Ему нравилось в принципе, что я всегда стараюсь сохранить размер, и он это слышал. Иногда я спрашивал его о чем-то конкретном, он отвечал и комментировал. Однажды, когда я переводил "Назидание", я должен был немножко изменить смысл, чтобы получить хорошую рифму на шведском. К моему удивлению, он принял мое изменение, добавив, что это именно то, что он хотел, но не мог сказать по-русски, потому что рифма не получалась. А по-шведски получалась. Замечательно, не правда ли?
Значит ли это, что вы читали ему свои переводы?
Иногда. Иногда мы обсуждали, почему я выбираю один путь, а не другой. Вы знаете, что иногда он в своих английских переводах менял метафорику. Я спрашивал, могу ли я воспользоваться английским вариантом, если он лучше подходит для шведского языка, или могу ли я сочетать русский оригинал и английский перевод, то есть взять одну строфу или одну метафору из русского оригинала, а другую из его английского варианта. На это он давал свое согласие.
Как мы знаем, доподлинно поэтическая речь всегда остается глубже и шире ее анализа и описания. Как относился Бродский к вашим писаниям о нем?
Вы знаете, при его жизни я ничего особенно не писал о нем, правда, кое-что по-шведски и брал несколько интервью. Он чувствовал, что я его хорошо понимаю. Я имею в виду определенное отношение к жизни и к поэзии.

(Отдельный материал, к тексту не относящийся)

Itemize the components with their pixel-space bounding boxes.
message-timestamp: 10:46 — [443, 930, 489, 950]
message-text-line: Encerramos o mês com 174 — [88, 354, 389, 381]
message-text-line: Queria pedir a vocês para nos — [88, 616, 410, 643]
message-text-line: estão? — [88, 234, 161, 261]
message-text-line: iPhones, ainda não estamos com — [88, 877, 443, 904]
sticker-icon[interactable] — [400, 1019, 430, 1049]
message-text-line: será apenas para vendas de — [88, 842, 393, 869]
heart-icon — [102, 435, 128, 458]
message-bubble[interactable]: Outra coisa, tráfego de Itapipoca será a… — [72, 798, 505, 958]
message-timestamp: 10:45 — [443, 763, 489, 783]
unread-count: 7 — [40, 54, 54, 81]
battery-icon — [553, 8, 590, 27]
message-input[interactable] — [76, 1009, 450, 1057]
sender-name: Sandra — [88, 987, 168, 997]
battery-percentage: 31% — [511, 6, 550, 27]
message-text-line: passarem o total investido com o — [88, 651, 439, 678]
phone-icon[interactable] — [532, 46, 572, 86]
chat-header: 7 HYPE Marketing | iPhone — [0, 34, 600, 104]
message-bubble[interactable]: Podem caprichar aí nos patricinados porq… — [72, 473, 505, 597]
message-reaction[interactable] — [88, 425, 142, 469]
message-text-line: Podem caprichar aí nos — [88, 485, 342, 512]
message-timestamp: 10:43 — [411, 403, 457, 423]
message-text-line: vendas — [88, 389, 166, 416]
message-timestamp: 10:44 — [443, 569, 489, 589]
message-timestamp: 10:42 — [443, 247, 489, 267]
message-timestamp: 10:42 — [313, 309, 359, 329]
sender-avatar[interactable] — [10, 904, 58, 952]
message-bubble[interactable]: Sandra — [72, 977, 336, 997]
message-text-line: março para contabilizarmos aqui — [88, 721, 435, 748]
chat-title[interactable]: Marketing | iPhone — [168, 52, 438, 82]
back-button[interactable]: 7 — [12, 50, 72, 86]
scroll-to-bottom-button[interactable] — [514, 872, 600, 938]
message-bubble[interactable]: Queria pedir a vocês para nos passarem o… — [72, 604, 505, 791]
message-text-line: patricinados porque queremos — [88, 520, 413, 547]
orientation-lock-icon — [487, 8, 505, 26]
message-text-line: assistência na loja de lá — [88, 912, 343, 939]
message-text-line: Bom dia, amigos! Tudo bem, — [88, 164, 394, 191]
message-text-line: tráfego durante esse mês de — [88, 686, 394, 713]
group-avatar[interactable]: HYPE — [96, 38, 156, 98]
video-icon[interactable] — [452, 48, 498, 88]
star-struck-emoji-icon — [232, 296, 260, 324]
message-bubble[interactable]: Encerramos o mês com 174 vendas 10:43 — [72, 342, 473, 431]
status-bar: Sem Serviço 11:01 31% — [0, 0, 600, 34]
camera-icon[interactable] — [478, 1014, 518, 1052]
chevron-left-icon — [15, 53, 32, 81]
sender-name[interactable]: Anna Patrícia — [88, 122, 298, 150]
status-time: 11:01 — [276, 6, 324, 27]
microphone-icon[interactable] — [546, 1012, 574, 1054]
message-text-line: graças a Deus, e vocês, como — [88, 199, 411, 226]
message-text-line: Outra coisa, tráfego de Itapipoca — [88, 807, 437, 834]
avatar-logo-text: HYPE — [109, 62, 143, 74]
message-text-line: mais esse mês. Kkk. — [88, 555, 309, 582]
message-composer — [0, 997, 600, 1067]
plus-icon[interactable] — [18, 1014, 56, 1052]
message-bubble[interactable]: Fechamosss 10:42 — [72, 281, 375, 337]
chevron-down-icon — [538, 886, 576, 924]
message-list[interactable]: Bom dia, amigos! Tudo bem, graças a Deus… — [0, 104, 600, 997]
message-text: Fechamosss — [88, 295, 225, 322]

Например, в эссе о Надежде Мандельштам он пишет, что в России "в тридцатые и сороковые годы государство производило писательских вдов в таких количествах, что к середине шестидесятых из них можно было создать профсоюз". Я ему говорю: "Иосиф, я писал то же самое 15 лет назад по-шведски. Но никто мне не поверит; все подумают, что это я украл у вас. А на самом деле это вы заимствовали у меня". На самом деле, разумеется, никто ни у кого не заимствовал, это просто совпадение.
Так много переводя Бродского, вы чему-нибудь научились у него как писатель?
Вы знаете, до Бродского у меня никогда не было никаких амбиций стать писателем. Я всегда удовлетворял свою страсть к языку переводами. У меня всегда было чувство, что это стихи мои. Поэтому я не любил, когда другие читали мои переводы, потому что это была как бы моя кровь. Когда я переводил Иосифа, мне приходилось иметь дело с последними возможностями языка и мышления. Это меня очень продвигало. Я думаю, что без Бродского я не решился бы писать такие большие вещи, которые я писал в последние годы, и, может быть, не позволял бы себе такую свободу формальную. То есть я понял, что неплохо владею собственным языком и могу себе позволить некоторую экстравагантность выражения.
Вы были свидетелем получения Бродским Нобелевской премии. А на следующий день вы представляли его, когда он читал стихи. Что было самым волнующим во время презентации и сразу после?
Знаете, я очень остро ощущал в этот момент всю судьбу этого человека. Всю страшную судьбу русского поэта. Для меня это был первый живой крупный русский поэт и мой современник. Я понял потом, когда он умер, что умер совершенно потрясающий голос русской речи. Так писали, когда умер Блок. То же самое было здесь. Я помню его неуклюжесть, я ощущал, что он переживает, сидя там во фраке. Он был тогда немножко без зубов, это тоже был знак советского прошлого. И это было очень трогательно. И он сам был очень тронут всем этим. Он говорил: "Я не хочу надевать фрак". Но потом ему все это страшно понравилось, особенно шведская королева, которая его очаровала до конца.